The reason these lamination techniques allow for water repellent characteristics is that the inner membranes are full of holes. This may seem counterintuitive, but a Gore-Tex membrane boasts nine billion pores, each 1µm – a millionth of a metre – wide per square inch. The holes are big enough to allow water vapour created by sweat evaporation to escape, but are too small for water droplets to sneak through.
These internal membranes are quite fragile, which is why there’s an abrasion-resistant layer on the outside of the garment. This outer layer receives DWR treatment and, as we mentioned before, the problem with DWR treatments is they eventually wash away, causing a jacket to ‘wet out’, meaning the moisture escaping from inside and landing on the outside saturates the outer fabric, clogging the pores of the membrane and eliminating breathability.
When a jacket stops breathing, the moisture your body creates gets trapped inside, creating that unpleasant, steaming-hot sensation.
Most outerwear today is based on this two and a half- or three-layer lamination, but the fabrics and membranes are continuing to evolve and we’re now seeing jackets eliminating the outer fabric.
Pioneered by Columbia with its OutDry fabric, brands have figured out how to toughen up these membranes and eliminated the DWR-treated outer fabric.
We’ve now seen a few cycling specific jackets using GoreTex’ version, the One Active fabric, which allows the membrane to be used as an outer ‘beading surface’.
The advantage of these fabrics is they can’t wet-out because there is no face fabric to saturate, and weigh next to nothing and breathe better too.
What to look for when buying a waterproof cycling jacket
Taping is used to seal the seams in a waterproof jacket on the inside. It does add bulk and reduce a jacket’s breathability. So some of the jackets in this list trade a bit of seam leakage for a better overall performance.
It’s no good keeping rain out if you get soaked by sweat from within. Different fabrics have different water vapour transfer rates but cut, lining, membranes and vents all make a significant difference to how dry you stay.
To be officially waterproof a garment has to withstand the pressure of 1,000mm of water without leaking. This test concentrates on jackets that keep moisture managed so you stay warm however foul the forecast.
Usually, this is achieved through an internal membrane like those from Gore-Tex and eVent.
The worst enemy of your wet-weather gear is your washing machine. Detergents strip off waterproof coatings and conditioners clog the pores and fibres that help fabric wick and breath. Still, it’s important to keep waterproof fabrics clean because dirt and oil can clog membranes and degrade DWR treatments, too. Always read washing instructions.
Often overlooked is the outer DWR treatment. If your jacket is wetting-out as described above, there are ways to revive the treatment on your jacket.
Some manufacturers say to throw the garment in the tumble dryer for a few minutes on low to medium heat, others recommend ‘touch ups’ with an iron on the warm setting. Again refer to the manufacturer’s instructions.

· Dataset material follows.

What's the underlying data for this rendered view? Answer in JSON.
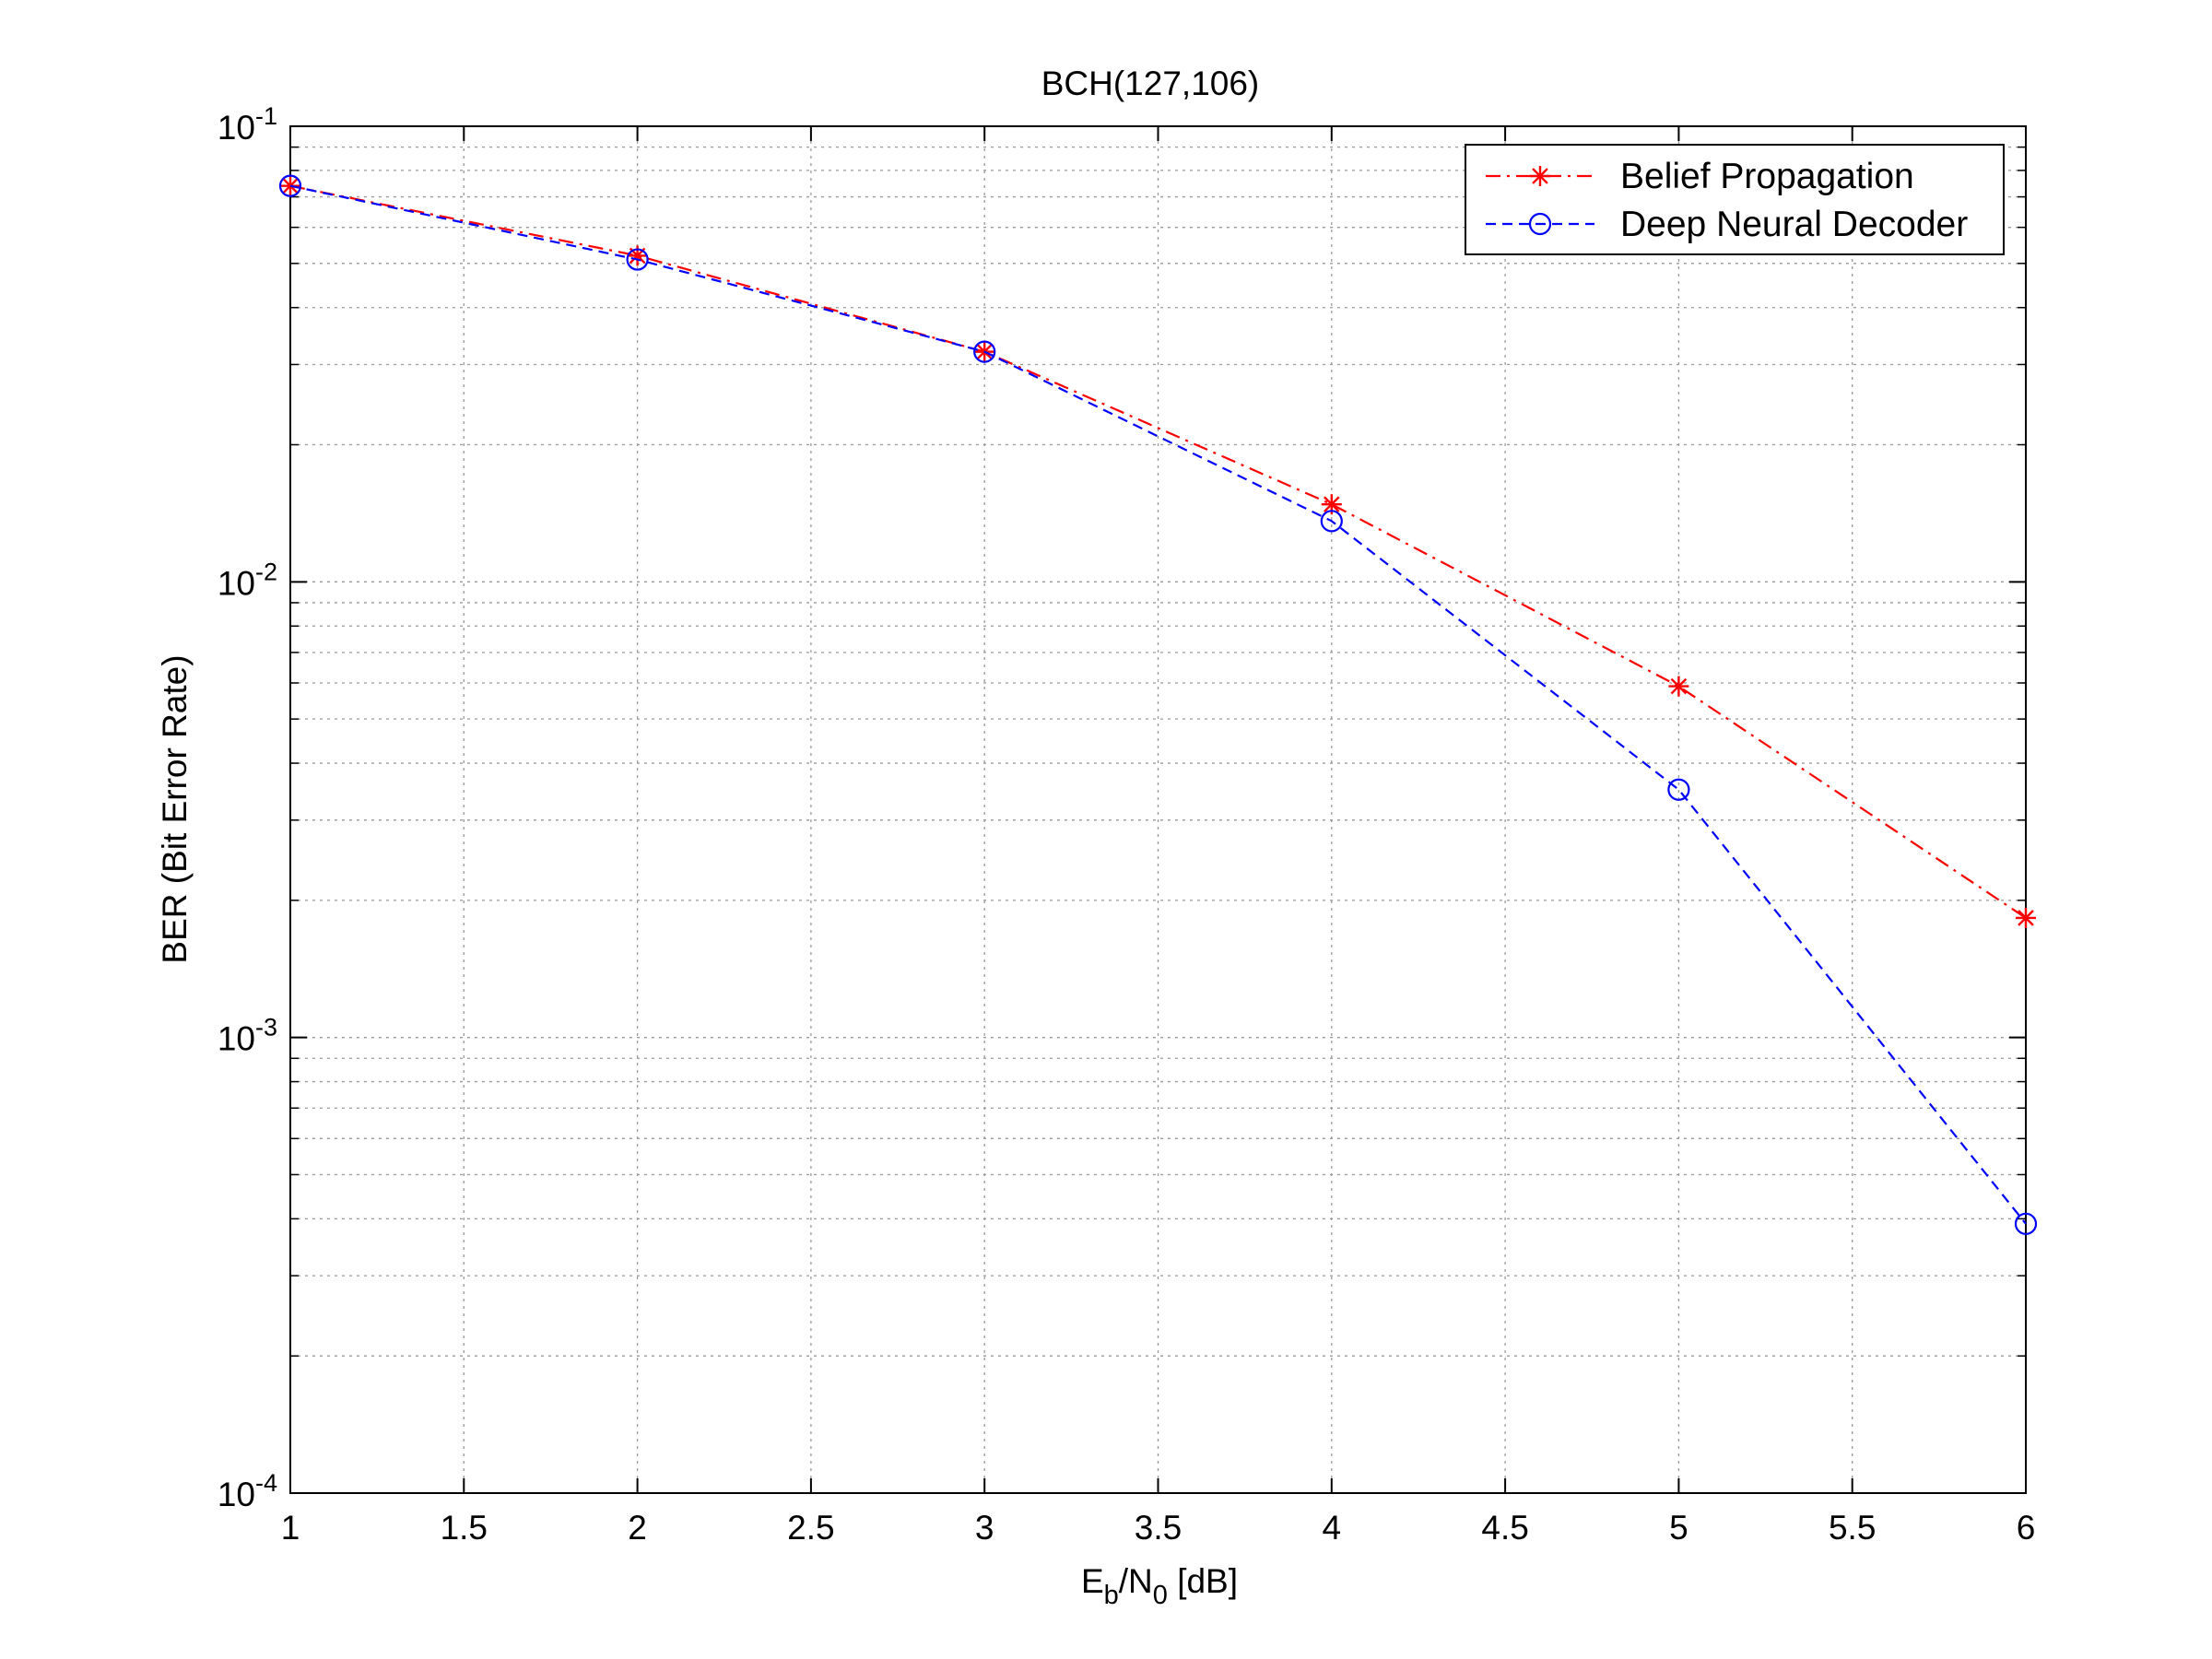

Finally, if the DWR treatment can’t be saved you can re-treat it — there are quite a few spray-on and wash-in products available from brands such as Granger’s and Nikwax. Again, follow the manufacturer’s instructions.
Pockets, hoods and zippered vents might seem like a good idea on a hanger, but not if they make a jacket too bulky to shove in your back pocket. Remember, extra features all add to the cost too.